Fiber Loss limits the communication distance of conventional quantum key distribution (QKD) to around 400 km. Twin-field quantum key distribution (TF-QKD) can break this limit and allows secure quantum communication with favourable rate-loss scaling, but requires cumbersome interferometric implementations which are often impractical for network deployment. To resolve this problem, Yuan & colleagues develop a simple and versatile TF-QKD setup that can operate over an open fiber link and achieve secure communication over a distance of 615 km.

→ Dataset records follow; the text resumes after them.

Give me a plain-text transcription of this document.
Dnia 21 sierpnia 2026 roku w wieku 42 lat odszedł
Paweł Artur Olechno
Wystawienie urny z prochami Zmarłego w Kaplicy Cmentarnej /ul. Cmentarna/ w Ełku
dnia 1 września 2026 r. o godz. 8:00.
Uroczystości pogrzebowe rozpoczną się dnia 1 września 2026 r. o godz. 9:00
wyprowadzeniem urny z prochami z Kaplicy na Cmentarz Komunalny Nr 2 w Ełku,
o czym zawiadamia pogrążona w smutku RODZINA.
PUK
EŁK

In TF-QKD, the communication users (Alice and Bob) need to transmit independently their own optical fields to meet at the intermediate measurement station for interference. The interference outcome is used by Alice and Bob for information reconciliation, and therefore it is of utter importance to keep the mutual phase stable. However, the phase varies violently, caused by the frequency difference between the users’ lasers and the rapid phase fluctuation of the long fibers.Consequently, all existing long-haul TF-QKD setups have to adopt essentially a gigantic Mach–Zehnder interferometer (MZI) configuration with half of its fiber used for optical frequency dissemination, see figure a. Such closed setups have two drawbacks. First, the setups are fiber-resource inefficient and require additional frequency
locking hardware and often optical amplifiers along the service fiber. Second, the closed fiber configuration is inherently incompatible with optical switching, which could restrict TF-QKD’s scalability into a larger network.
a) Traditional Closed configuration;b)Open TF-QKD proposed by the BAQIS
Using locally generated frequency combs to establish mutual coherence, Yuan & colleagues develop a simple and versatile TF-QKD setup that does not need service fiber, see figure b. They confirm the setup’s repeater-like behavior and overcome the fundamentally secure key rate bounds at distances between 403 and 615 km. The setup can also operate over links of 100 km asymmetry.
Dr. Lai Zhou is the first author, and the coauthors include Mr. Jinping Lin and Dr. Yumang Jing.